If you are looking for world records, you do not need to travel far: Germany also has travel destinations that will amaze the whole world. The largest piggy bank was recently presented on the US television station KDVR in Colorado. Appropriately, it is located in Swabia, in the region that is often ridiculed as the most economical in Germany.

The red stately pig named Louise is 5.58 meters high and has a circumference of 17.87 meters. It is based in Ludwigsburg near Stuttgart. Visitors can feed it with coins donated to the Child Protection Association. It works like this: You throw a coin into a small piggy bank attached to the outside; a special glass elevator then transports the money up into the slot on the back of the world record piggy bank.

The inside can also be visited: on two floors, everything revolves around saving – with historic piggy banks, old banknotes and a coin minting machine. In these times, a monument to savings takes on a whole new meaning.

The newly published book “Guinness World Records 2023” (Ravensburger Verlag) presents this and other travel superlatives from Germany, which are worth a stopover on the way. If you’re looking for record-breaking destinations, how about a visit to the world’s oldest working brewery? The former Benedictine monastery of Weihenstephan in Freising, Bavaria, received its license almost 1000 years ago, namely in 1040 AD.

Conveniently, the world’s second oldest brewery is also nearby: Weltenburg Abbey near Kelheim is 60 kilometers to the north; Beer has been brewed here since at least 1050 AD. Korbinian or Barock Dunkel, Weizenbock Vitus or rather naturally cloudy cellar beer, that is the question for a record-breaking beer weekend.

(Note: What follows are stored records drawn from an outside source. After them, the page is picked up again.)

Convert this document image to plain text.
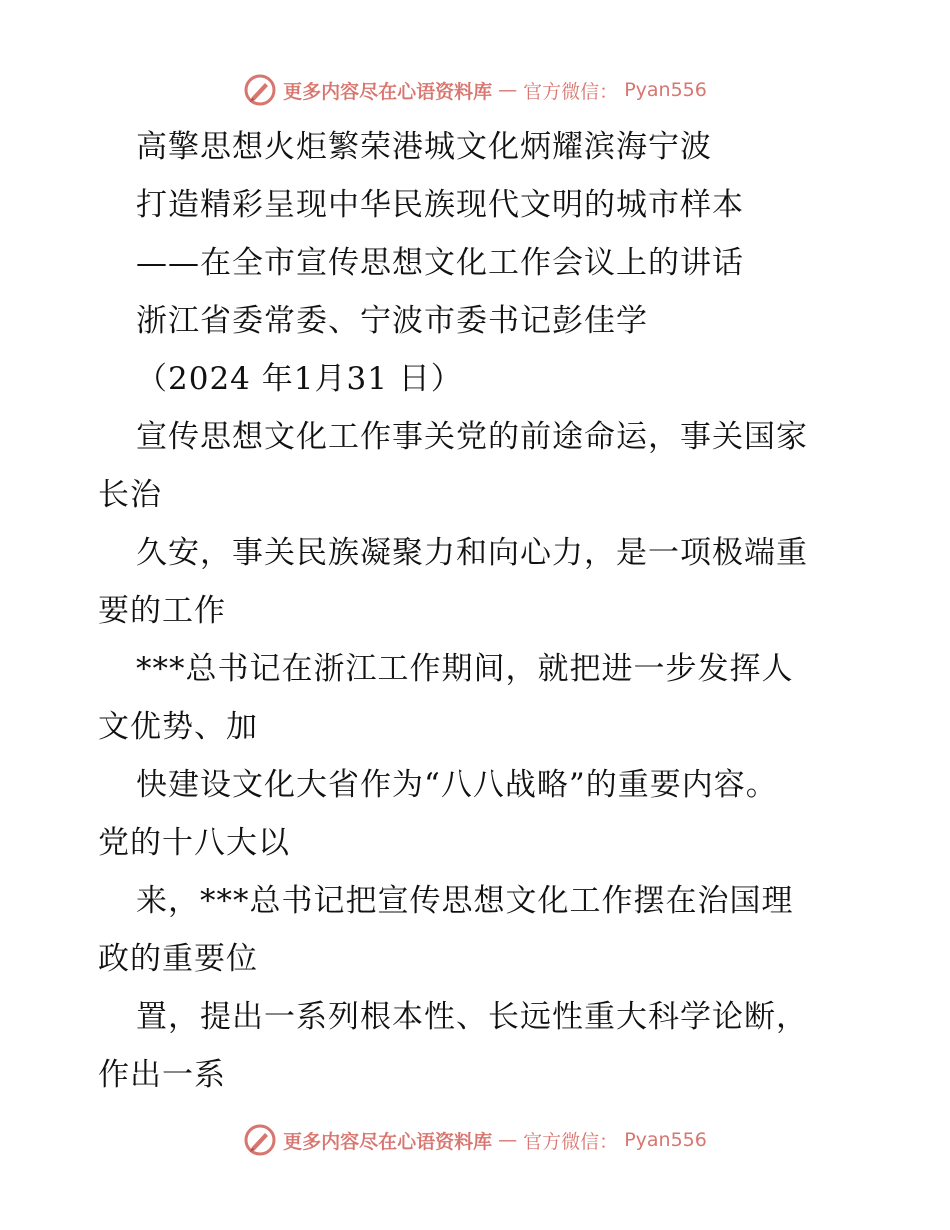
更多内容尽在心语资料库 — 官方微信： Pyan556
高擎思想火炬繁荣港城文化炳耀滨海宁波
打造精彩呈现中华民族现代文明的城市样本
——在全市宣传思想文化工作会议上的讲话
浙江省委常委、宁波市委书记彭佳学
（2024 年1月31 日）
宣传思想文化工作事关党的前途命运，事关国家
长治
久安，事关民族凝聚力和向心力，是一项极端重
要的工作
***总书记在浙江工作期间，就把进一步发挥人
文优势、加
快建设文化大省作为“八八战略”的重要内容。
党的十八大以
来，***总书记把宣传思想文化工作摆在治国理
政的重要位
置，提出一系列根本性、长远性重大科学论断，
作出一系
更多内容尽在心语资料库 — 官方微信： Pyan556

There are actually more superlatives in this country than you might think, and the pretty volume “Rerecord Travel Guide” (Conbook Verlag) has found a good 25 of them in Germany, both curios and classics. For example, a visit to the world’s largest bird park in Walsrode, Lower Saxony. 4000 birds, 650 species, fluttering as far as the eye can see: hummingbirds and Andean condors, colorful birds of paradise and pink flamingos.

In neighboring Saxony-Anhalt, things get a little more animalistic: the world’s largest cheese mite monument is in the little village of Würchwitz near Zeitz. A gigantic cheese mite made of Carrara marble is enthroned there on a three meter high base. There is a simple reason why this honor is due to an arachnid: mite cheese has been made in the village for centuries, and this is explained in more detail in the mite cheese museum.

And the narrowest alley in the world? There are also those in Germany: the Spreuerhofstraße in Reutlingen is just 31 centimeters wide, you can only squeeze through it sideways. At both ends of the claustrophobic narrow passage are signs that refer to their superlative. Incidentally, they have been unscrewed and taken away so often that they are now secured with special seals.